State regulators in South Carolina have granted approval for PowerShare Storage, a demand response program tailored for the nonresidential sector. This framework allows Duke Energy (NYSE: DUK) to utilize battery storage systems located at customer sites as flexible assets to stabilize the electrical grid during periods of high consumption.
The initiative targets the public sector as well as industrial and commercial organizations. By registering eligible battery hardware, these entities permit the utility to draw upon stored electricity. This program represents an expansion of Duke Energy's existing storage flexibility efforts, which previously focused on residential users.

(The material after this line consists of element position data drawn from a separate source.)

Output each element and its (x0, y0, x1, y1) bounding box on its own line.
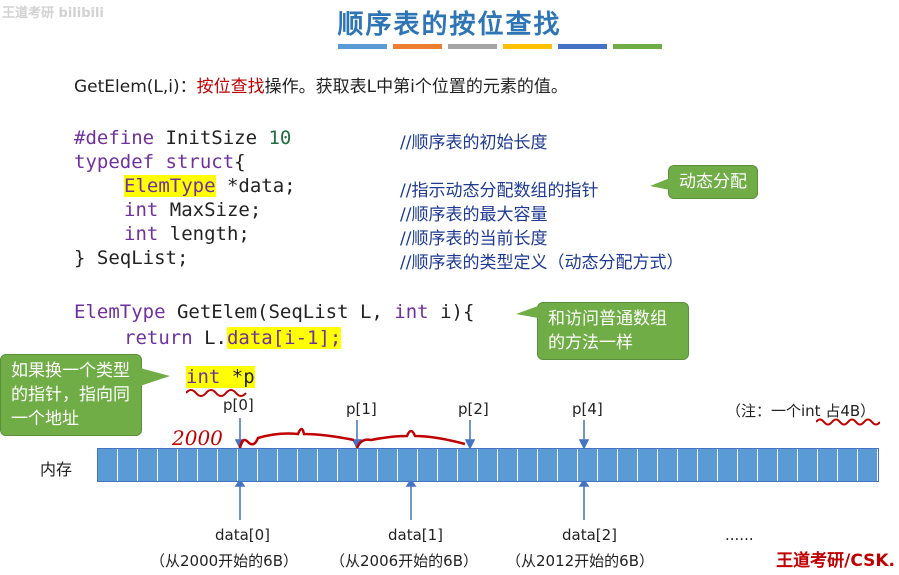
data-label-0: data[0] (215, 526, 271, 544)
memory-cell (338, 449, 358, 481)
code-line-5: } SeqList; (74, 247, 189, 269)
memory-strip (97, 448, 879, 482)
memory-cell (258, 449, 278, 481)
callout-same-tail (516, 306, 538, 318)
intro-line: GetElem(L,i)：按位查找操作。获取表L中第i个位置的元素的值。 (74, 72, 568, 97)
func-body: return L.data[i-1]; (124, 327, 342, 349)
memory-cell (158, 449, 178, 481)
pointer-label-2: p[2] (458, 400, 489, 418)
title-bar-1 (393, 44, 442, 49)
memory-label: 内存 (40, 460, 73, 479)
comment-2: //指示动态分配数组的指针 (400, 181, 599, 201)
title-bar-0 (338, 44, 387, 49)
title-bar-3 (503, 44, 552, 49)
memory-cell (378, 449, 398, 481)
memory-cell (698, 449, 718, 481)
data-label-2: data[2] (562, 526, 618, 544)
code-line-2: ElemType *data; (124, 175, 296, 197)
memory-cell (118, 449, 138, 481)
memory-cell (578, 449, 598, 481)
callout-pointer-type: 如果换一个类型的指针，指向同一个地址 (0, 354, 142, 436)
memory-cell (538, 449, 558, 481)
memory-cell (398, 449, 418, 481)
callout-dynamic: 动态分配 (668, 165, 758, 199)
comment-0: //顺序表的初始长度 (400, 133, 548, 153)
title-bar-4 (558, 44, 607, 49)
callout-dynamic-tail (650, 178, 670, 190)
comment-5: //顺序表的类型定义（动态分配方式） (400, 253, 684, 273)
memory-cell (638, 449, 658, 481)
memory-cell (838, 449, 858, 481)
int-pointer-decl: int *p (186, 366, 255, 388)
memory-cell (218, 449, 238, 481)
memory-cell (178, 449, 198, 481)
memory-cell (658, 449, 678, 481)
comment-4: //顺序表的当前长度 (400, 229, 548, 249)
page-title: 顺序表的按位查找 (337, 10, 562, 40)
comment-3: //顺序表的最大容量 (400, 205, 548, 225)
memory-cell (138, 449, 158, 481)
memory-cell (738, 449, 758, 481)
memory-cell (798, 449, 818, 481)
int-underline-scribble (186, 389, 247, 397)
memory-cell (358, 449, 378, 481)
memory-cell (278, 449, 298, 481)
callout-same-as-array: 和访问普通数组的方法一样 (537, 302, 689, 360)
pointer-label-4: p[4] (572, 400, 603, 418)
memory-cell (558, 449, 578, 481)
pointer-label-0: p[0] (223, 396, 254, 414)
title-bar-5 (613, 44, 662, 49)
memory-cell (298, 449, 318, 481)
data-label-1: data[1] (388, 526, 444, 544)
memory-cell (318, 449, 338, 481)
brand-signature: 王道考研/CSK. (776, 551, 895, 571)
title-color-bars (338, 44, 662, 49)
intro-prefix: GetElem(L,i)： (74, 77, 197, 97)
memory-cell (458, 449, 478, 481)
memory-cell (478, 449, 498, 481)
code-line-0: #define InitSize 10 (74, 127, 292, 149)
pointer-label-1: p[1] (346, 400, 377, 418)
memory-cell (718, 449, 738, 481)
note-underline-scribble (816, 418, 880, 426)
title-bar-2 (448, 44, 497, 49)
memory-cell (198, 449, 218, 481)
note-int-size: （注：一个int 占4B） (726, 402, 876, 420)
data-desc-1: （从2006开始的6B） (330, 552, 479, 570)
memory-cell (778, 449, 798, 481)
intro-suffix: 操作。获取表L中第i个位置的元素的值。 (264, 77, 568, 97)
memory-cell (618, 449, 638, 481)
callout-pointer-tail (140, 368, 170, 386)
memory-cell (758, 449, 778, 481)
memory-cell (418, 449, 438, 481)
code-line-1: typedef struct{ (74, 151, 246, 173)
memory-cell (438, 449, 458, 481)
data-label-more: ...... (725, 526, 754, 544)
memory-cell (858, 449, 878, 481)
data-desc-2: （从2012开始的6B） (506, 552, 655, 570)
func-signature: ElemType GetElem(SeqList L, int i){ (74, 301, 475, 323)
data-desc-0: （从2000开始的6B） (150, 552, 299, 570)
handwritten-address: 2000 (172, 426, 223, 450)
intro-highlight: 按位查找 (196, 77, 265, 97)
code-line-4: int length; (124, 223, 250, 245)
watermark: 王道考研 bilibili (2, 6, 104, 21)
memory-cell (598, 449, 618, 481)
memory-cell (678, 449, 698, 481)
memory-cell (238, 449, 258, 481)
code-line-3: int MaxSize; (124, 199, 262, 221)
memory-cell (518, 449, 538, 481)
memory-cell (818, 449, 838, 481)
memory-cell (98, 449, 118, 481)
memory-cell (498, 449, 518, 481)
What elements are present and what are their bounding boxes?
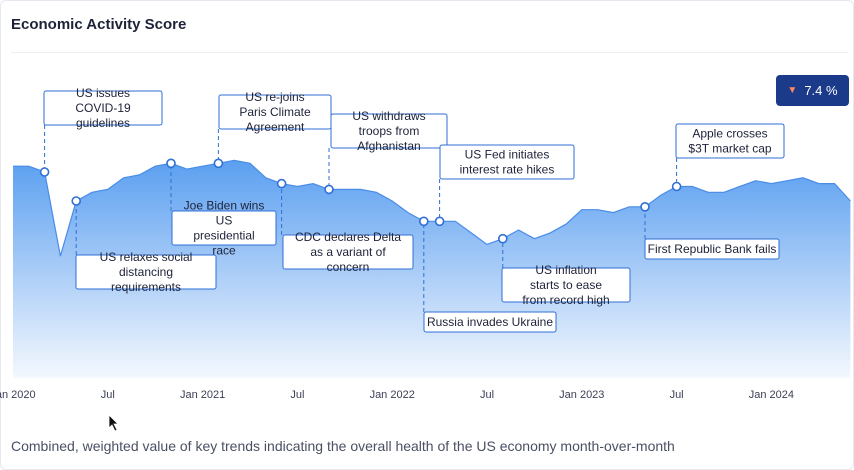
annotation-text: US issues — [76, 86, 130, 100]
annotation-text: from record high — [522, 293, 609, 307]
annotation-text: $3T market cap — [688, 142, 771, 156]
x-tick-label: Jul — [101, 389, 115, 401]
event-marker[interactable] — [671, 181, 682, 192]
annotation-text: First Republic Bank fails — [648, 242, 777, 256]
x-tick-label: Jan 2024 — [749, 389, 794, 401]
event-marker[interactable] — [213, 158, 224, 169]
annotation-text: US withdraws — [352, 109, 425, 123]
activity-line — [13, 159, 851, 257]
annotation-text: COVID-19 — [75, 101, 131, 115]
event-marker[interactable] — [166, 158, 176, 169]
annotation-label: Russia invades Ukraine — [423, 311, 557, 333]
annotation-label: Apple crosses$3T market cap — [675, 123, 785, 159]
event-marker[interactable] — [276, 178, 287, 189]
event-marker[interactable] — [71, 196, 81, 206]
annotation-text: US Fed initiates — [465, 148, 550, 162]
annotation-text: starts to ease — [530, 278, 602, 292]
x-tick-label: Jan 2020 — [0, 389, 36, 401]
annotation-text: Apple crosses — [692, 127, 767, 141]
x-tick-label: Jan 2022 — [370, 389, 415, 401]
annotation-text: Afghanistan — [357, 139, 420, 153]
event-marker[interactable] — [324, 184, 334, 195]
annotation-text: US relaxes social — [100, 250, 193, 264]
annotation-text: as a variant of — [310, 245, 386, 259]
chart-caption: Combined, weighted value of key trends i… — [11, 438, 675, 454]
down-arrow-icon: ▼ — [787, 85, 798, 96]
annotation-text: race — [212, 244, 236, 258]
annotation-text: Paris Climate — [239, 105, 311, 119]
event-marker[interactable] — [434, 216, 445, 227]
annotation-text: US re-joins — [245, 90, 304, 104]
event-marker[interactable] — [497, 233, 508, 244]
annotation-text: requirements — [111, 280, 181, 294]
x-tick-label: Jan 2021 — [180, 389, 225, 401]
annotation-text: guidelines — [76, 116, 130, 130]
change-badge-value: 7.4 % — [804, 83, 838, 98]
annotation-text: CDC declares Delta — [295, 230, 401, 244]
mouse-cursor-icon — [108, 414, 119, 432]
annotation-text: presidential — [193, 229, 254, 243]
annotation-text: Agreement — [246, 120, 305, 134]
annotation-text: troops from — [359, 124, 420, 138]
event-marker[interactable] — [640, 202, 650, 212]
x-tick-label: Jan 2023 — [559, 389, 604, 401]
annotation-text: US inflation — [535, 263, 596, 277]
change-badge[interactable]: ▼ 7.4 % — [776, 75, 849, 106]
annotation-label: First Republic Bank fails — [644, 238, 780, 260]
x-tick-label: Jul — [670, 389, 684, 401]
chart-title: Economic Activity Score — [11, 16, 187, 33]
annotation-text: US — [216, 214, 233, 228]
x-tick-label: Jul — [290, 389, 304, 401]
event-marker[interactable] — [39, 167, 50, 177]
title-divider — [11, 52, 848, 53]
annotation-text: interest rate hikes — [460, 163, 555, 177]
annotation-text: Joe Biden wins — [184, 199, 265, 213]
x-tick-label: Jul — [480, 389, 494, 401]
event-marker[interactable] — [418, 216, 429, 227]
annotation-text: concern — [327, 260, 370, 274]
annotation-text: distancing — [119, 265, 173, 279]
annotation-text: Russia invades Ukraine — [427, 315, 553, 329]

Financial incentives for participants include an initial connection payment of $120 for every kilowatt (kW) of capacity that meets technical standards. An additional $30 per kW incentive is available for storage systems that are charged using renewable energy sources.
Ongoing compensation features a monthly capacity payment of $3.50 per kW, which is adjusted based on verified system losses. Furthermore, participants earn a $0.10 per kilowatt-hour (kWh) credit for energy supplied during specific curtailment windows within a billing period.
The utility is permitted to activate enrolled systems for 30 to 36 discharge events annually, with each session limited to a maximum of four hours. Customers are allowed to bypass up to four events per year—including two during the winter—without losing their eligibility for program credits.
Duke Energy plans to begin the PowerShare Storage rollout in South Carolina in August 2026. Currently, the utility manages demand response for approximately 500,000 customers across the Carolinas.